The p53 protein is an important molecule in cellular biology, widely recognized for its role as a tumor suppressor. It acts as a guardian, helping to maintain the integrity of the cell’s genetic material. This protein plays a significant part in regulating the cell cycle, ensuring proper cell division and growth.
The p53 Naming Discrepancy
When first identified, the p53 protein was observed to have an apparent molecular weight of 53 kilodaltons (kDa) when analyzed using a laboratory technique called SDS-PAGE (sodium dodecyl sulfate-polyacrylamide gel electrophoresis). This observation led to its designation as “p53,” with “p” standing for protein and “53” for its observed mass. However, this apparent weight is misleading; the actual molecular weight of human p53 is approximately 43.7 to 44 kDa.

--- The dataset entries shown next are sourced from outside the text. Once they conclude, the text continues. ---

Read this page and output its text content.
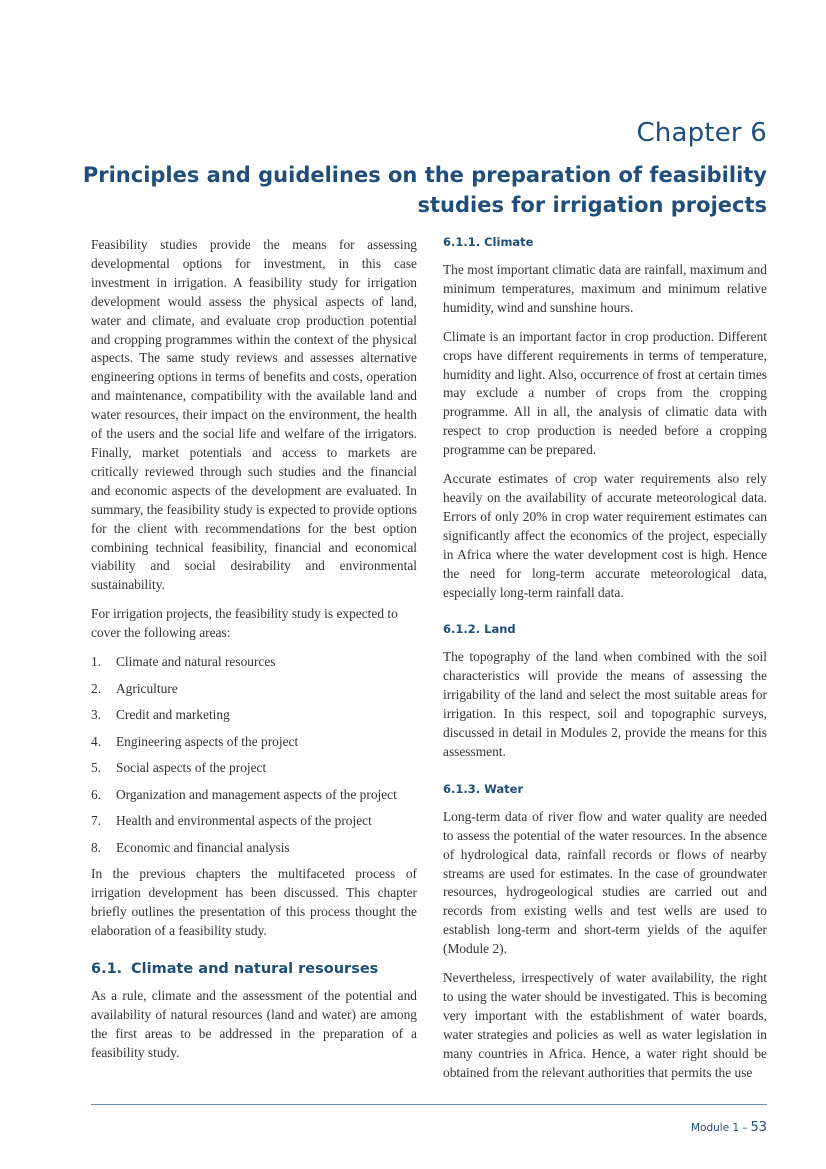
Chapter 6
Principles and guidelines on the preparation of feasibility
studies for irrigation projects

Feasibility studies provide the means for assessing developmental options for investment, in this case investment in irrigation. A feasibility study for irrigation development would assess the physical aspects of land, water and climate, and evaluate crop production potential and cropping programmes within the context of the physical aspects. The same study reviews and assesses alternative engineering options in terms of benefits and costs, operation and maintenance, compatibility with the available land and water resources, their impact on the environment, the health of the users and the social life and welfare of the irrigators. Finally, market potentials and access to markets are critically reviewed through such studies and the financial and economic aspects of the development are evaluated. In summary, the feasibility study is expected to provide options for the client with recommendations for the best option combining technical feasibility, financial and economical viability and social desirability and environmental sustainability.

For irrigation projects, the feasibility study is expected to cover the following areas:

1. Climate and natural resources
2. Agriculture
3. Credit and marketing
4. Engineering aspects of the project
5. Social aspects of the project
6. Organization and management aspects of the project
7. Health and environmental aspects of the project
8. Economic and financial analysis

In the previous chapters the multifaceted process of irrigation development has been discussed. This chapter briefly outlines the presentation of this process thought the elaboration of a feasibility study.

6.1. Climate and natural resourses

As a rule, climate and the assessment of the potential and availability of natural resources (land and water) are among the first areas to be addressed in the preparation of a feasibility study.

6.1.1. Climate

The most important climatic data are rainfall, maximum and minimum temperatures, maximum and minimum relative humidity, wind and sunshine hours.

Climate is an important factor in crop production. Different crops have different requirements in terms of temperature, humidity and light. Also, occurrence of frost at certain times may exclude a number of crops from the cropping programme. All in all, the analysis of climatic data with respect to crop production is needed before a cropping programme can be prepared.

Accurate estimates of crop water requirements also rely heavily on the availability of accurate meteorological data. Errors of only 20% in crop water requirement estimates can significantly affect the economics of the project, especially in Africa where the water development cost is high. Hence the need for long-term accurate meteorological data, especially long-term rainfall data.

6.1.2. Land

The topography of the land when combined with the soil characteristics will provide the means of assessing the irrigability of the land and select the most suitable areas for irrigation. In this respect, soil and topographic surveys, discussed in detail in Modules 2, provide the means for this assessment.

6.1.3. Water

Long-term data of river flow and water quality are needed to assess the potential of the water resources. In the absence of hydrological data, rainfall records or flows of nearby streams are used for estimates. In the case of groundwater resources, hydrogeological studies are carried out and records from existing wells and test wells are used to establish long-term and short-term yields of the aquifer (Module 2).

Nevertheless, irrespectively of water availability, the right to using the water should be investigated. This is becoming very important with the establishment of water boards, water strategies and policies as well as water legislation in many countries in Africa. Hence, a water right should be obtained from the relevant authorities that permits the use

Module 1 – 53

The discrepancy arises because SDS-PAGE separates proteins primarily by size, but certain structural features can cause anomalous migration. In the case of p53, its unusually high content of proline amino acids contributes to this phenomenon. Proline residues introduce “kinks” or rigid bends in the protein chain that are not easily straightened out by the denaturing detergent SDS. This less linear, more compact, or rigid conformation causes the protein to move more slowly through the gel’s pores, making it appear heavier than it is.
Calculating the True Molecular Weight
Scientists determine the true molecular weight of p53 by bypassing the misleading results from gel electrophoresis. Its actual mass is calculated directly from its primary amino acid sequence. Human p53 is composed of 393 amino acids, each with a known molecular weight.
By summing the molecular weights of all 393 amino acids, along with considering any post-translational modifications like phosphorylation, the molecular weight can be derived. Modern analytical techniques, such as mass spectrometry, verify this calculated weight with high precision. This method provides a direct measurement of the protein’s mass, independent of its migration behavior in a gel.
Why p53’s Structure Matters
The sequence of 393 amino acids in p53 dictates its three-dimensional folded structure. This shape is important for p53 to perform its biological roles. The protein contains distinct domains, including an N-terminal transactivation domain, a central DNA-binding core domain, and a C-terminal oligomerization domain.
The DNA-binding domain allows p53 to recognize and attach to specific DNA sequences in the genome. This binding is a prerequisite for p53 to activate genes involved in halting cell division, initiating DNA repair, or triggering apoptosis (programmed cell death) in cells with irreparable damage. The oligomerization domain enables p53 to form a tetramer, which is also important for its activity.